100 molecules to go

Hello,

I have just completed my first week of summer research and have set a few short term goals for the following week. I am currently focusing on two things: data collection and literature research. I am continuing my work from the school year of collecting blinking traces of Rhodamine B (RB) dye on TiO2. To quickly recap, the RB dye is diluted with water and TiO2 to 1e-9M. This solution is then spin-coated onto a blank slide and analyzed under a confocal microscope. A laser is then used to hit the slide, resulting in fluorescent molecules, a photon detector and scanning acquisition program then produces an image, in which molecules show up as bright spots. Once the molecules are located, each one is hit with the laser and blinking are traces are collected as the molecule switches from on (fluorescent) states to dark states(Fig.1).  Once in a permanent dark state, the molecule is photo-bleached. Data collected on a photo-bleached molecule provides no useful information, so I am experimenting with different factors to increase the molecules stability for longer data collection time. Currently, molecules are put in a Nitrogen atmosphere for increased stability. The power of the laser also effects how long the molecule may fluoresce until being photo-bleached, and currently the best power has been a wave plate length of 20nm. Half of the times blinking traces are collected, however the other times the molecules are already photo-bleached. There are some cases where the molecules begin to fluoresce after certain periods of times, making it difficult to know if a molecule is truly photo bleached.  As more data is collected this week, I hope to better understand patterns and time duration of the blinking traces. The goal is to collect useable data from 100 molecules! Currently I have 28, I guess I have a ways to go.

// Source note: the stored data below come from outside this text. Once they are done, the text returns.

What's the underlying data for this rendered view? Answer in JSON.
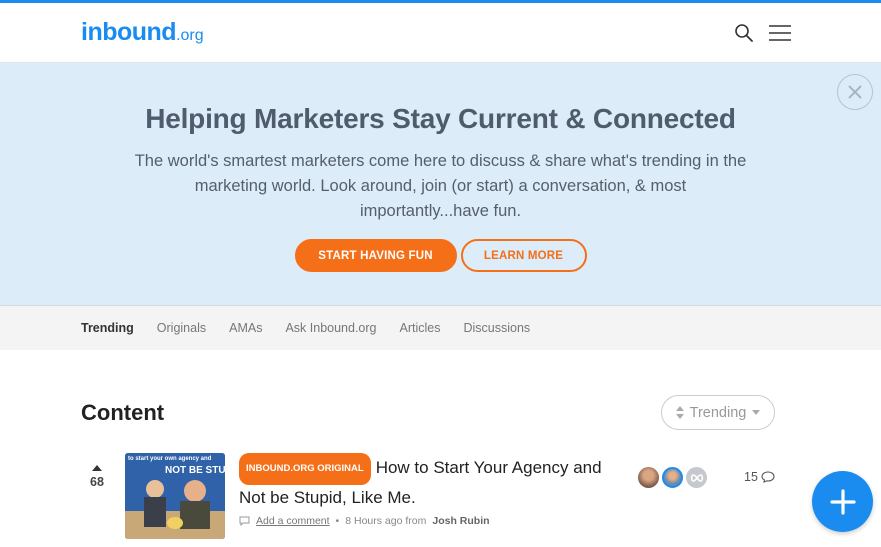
{
  "header": {
    "logo_main": "inbound",
    "logo_suffix": ".org"
  },
  "hero": {
    "title": "Helping Marketers Stay Current & Connected",
    "description": "The world's smartest marketers come here to discuss & share what's trending in the marketing world. Look around, join (or start) a conversation, & most importantly...have fun.",
    "primary_button": "START HAVING FUN",
    "secondary_button": "LEARN MORE"
  },
  "nav": {
    "tabs": [
      "Trending",
      "Originals",
      "AMAs",
      "Ask Inbound.org",
      "Articles",
      "Discussions"
    ]
  },
  "content": {
    "title": "Content",
    "sort_value": "Trending"
  },
  "posts": [
    {
      "votes": "68",
      "badge": "INBOUND.ORG ORIGINAL",
      "title": "How to Start Your Agency and Not be Stupid, Like Me.",
      "add_comment": "Add a comment",
      "separator": "•",
      "time": "8 Hours ago from",
      "author": "Josh Rubin",
      "comment_count": "15",
      "thumb_text_top": "to start your own agency and",
      "thumb_text_big": "NOT BE STUP"
    }
  ],
  "colors": {
    "brand_blue": "#1a8cf0",
    "accent_orange": "#f56e18",
    "hero_bg": "#dcecf8"
  }
}
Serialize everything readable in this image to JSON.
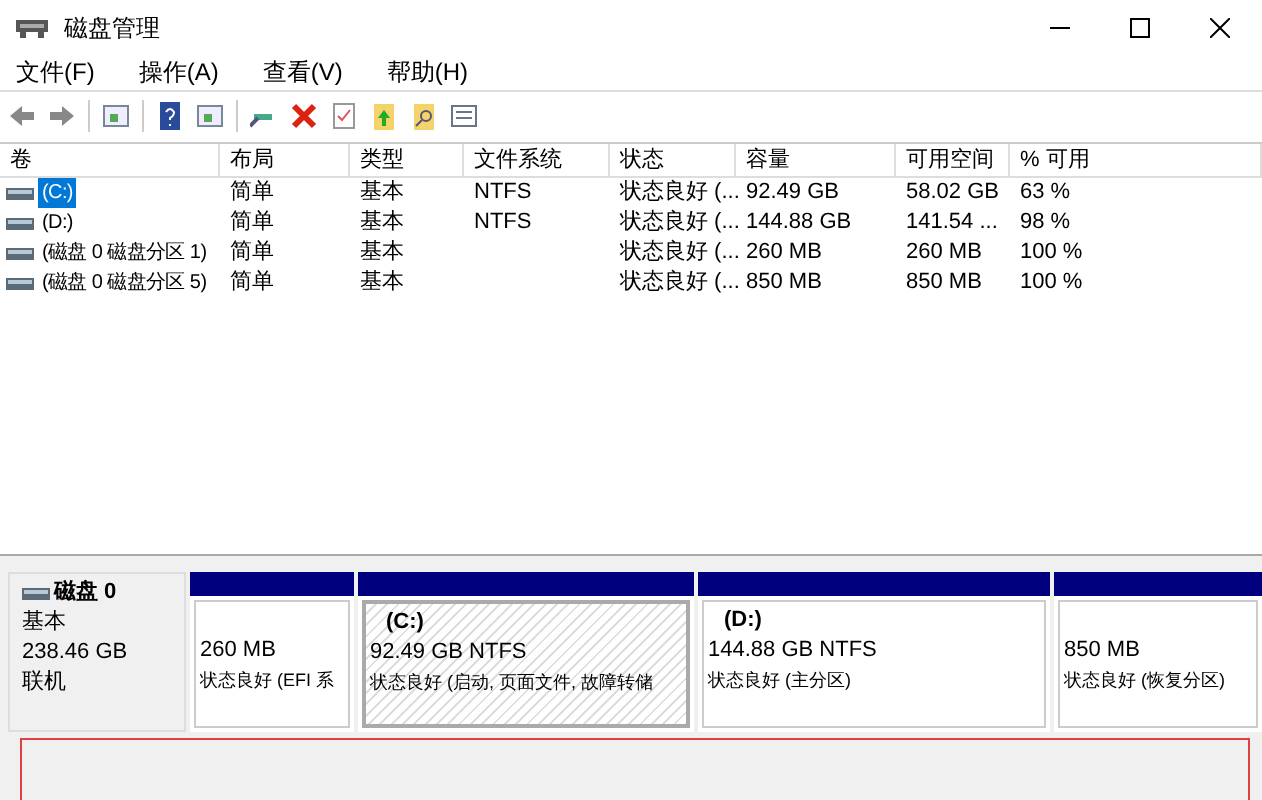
{
  "window": {
    "title": "磁盘管理"
  },
  "menu": [
    "文件(F)",
    "操作(A)",
    "查看(V)",
    "帮助(H)"
  ],
  "table": {
    "columns": [
      "卷",
      "布局",
      "类型",
      "文件系统",
      "状态",
      "容量",
      "可用空间",
      "% 可用"
    ],
    "rows": [
      {
        "selected": true,
        "cells": [
          "(C:)",
          "简单",
          "基本",
          "NTFS",
          "状态良好 (...",
          "92.49 GB",
          "58.02 GB",
          "63 %"
        ]
      },
      {
        "selected": false,
        "cells": [
          "(D:)",
          "简单",
          "基本",
          "NTFS",
          "状态良好 (...",
          "144.88 GB",
          "141.54 ...",
          "98 %"
        ]
      },
      {
        "selected": false,
        "cells": [
          "(磁盘 0 磁盘分区 1)",
          "简单",
          "基本",
          "",
          "状态良好 (...",
          "260 MB",
          "260 MB",
          "100 %"
        ]
      },
      {
        "selected": false,
        "cells": [
          "(磁盘 0 磁盘分区 5)",
          "简单",
          "基本",
          "",
          "状态良好 (...",
          "850 MB",
          "850 MB",
          "100 %"
        ]
      }
    ]
  },
  "disk": {
    "name": "磁盘 0",
    "type": "基本",
    "size": "238.46 GB",
    "status": "联机",
    "partitions": [
      {
        "size": "260 MB",
        "status": "状态良好 (EFI 系",
        "selected": false
      },
      {
        "label": "(C:)",
        "size": "92.49 GB NTFS",
        "status": "状态良好 (启动, 页面文件, 故障转储",
        "selected": true
      },
      {
        "label": "(D:)",
        "size": "144.88 GB NTFS",
        "status": "状态良好 (主分区)",
        "selected": false
      },
      {
        "size": "850 MB",
        "status": "状态良好 (恢复分区)",
        "selected": false
      }
    ]
  }
}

Once enough data is collected, it will be organized on a histogram and be fitted with a probability distribution function. How do we find a best fitted function? Previous research has often pointed to the power-law as the best fitting function, however recent research has argued against this. I am currently reading up on what might be the more accurate and unbiased method of determining a probability distribution function to a set of data points. I am currently studying the article ‘Power Law Distributions in Empirical Data’ by Aaron Clauset, and realize that I am a bit rusty on my math and probability skills. So far, the gist of the article is that it is biased to predetermine a function and see if data fits. Instead it would be more accurate if the data determined the function by using the relationship between probability distribution functions (PDF) and cumulative distribution functions (CDF). Long story short, the CDF is the integral of the PDF and may be found directly from the data. Once the CDF is determined you can differentiate it to find the corresponding PDF which would be the best fitting function. There are other terms such as P-value and D-value which have something to do with whether or not two data sets are even characterized by the same probability function. For the next week I will be reading and researching these methods for finding PDF’s to get a tighter grip on the calculations and hopefully begin applying it to my own data.